Arken Museum of Modern Art

Oluf Høst – a Nordic Romantic

26 Sep 2009 - 05 Apr 2010

OLUF HØST – A NORDIC ROMANTIC

26 September 2009 - 5 April 2010

Oluf Høst (b. 1884) was a painter who painted his immediate surroundings from his native island of Bornholm with great fervour; the smallholding Bognemark, the Bornholm herring smokehouses, the round churches and the starry sky. He usually returned to the same subjects to show the various moods associated with each of them.

Høst was closely attached to his native Bornholm. Like his contemporaries Karl Isakson, Edvard Weie, Olaf Rude and Niels Lergaard, he was a Bornholm Painer, but in fact he was more than that: Most of all Høst was a Nordic Romantic.
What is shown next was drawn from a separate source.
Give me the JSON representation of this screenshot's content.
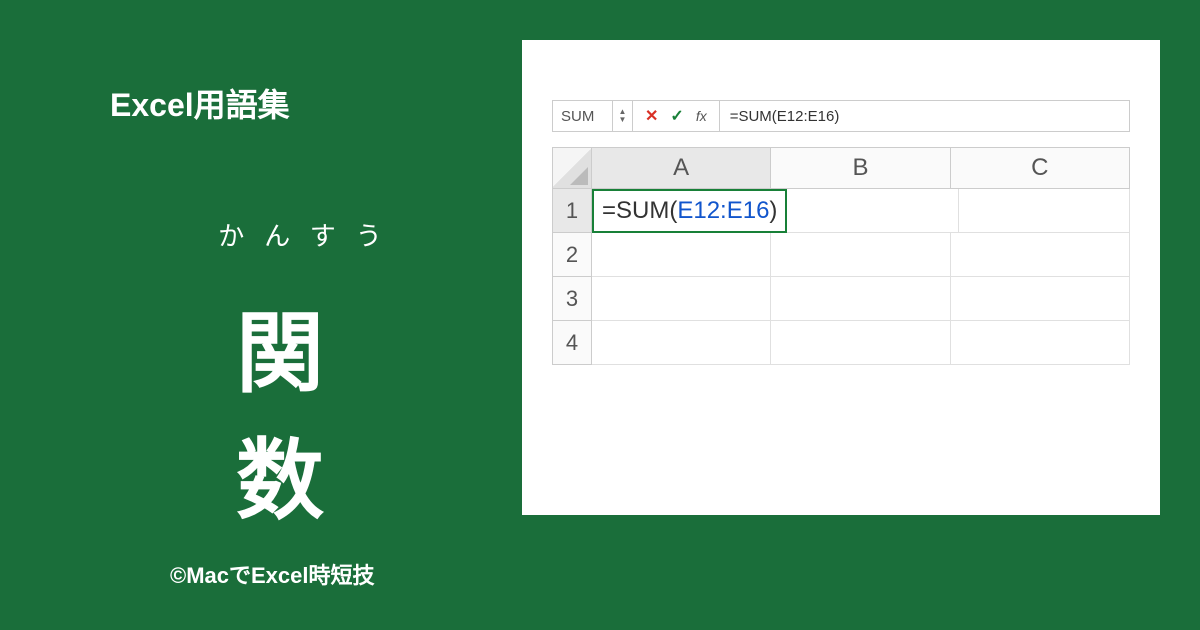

He was interested in mysticism and the spiritual dimensions of the physical world. To him it was essential to communicate the big in the small, the spirit of the place, as he called it. It was not so much the concrete subjects that interested him as what one perceives and experiences before them. Through painting he attempted to go beyond things’ physical form in order to understand their innermost being. In his own words Høst wished to reproduce “the silent godhead in nature”, to give his pictures “soul colour”. With this year’s autumn exhibition ARKEN explores this metaphysical aspect.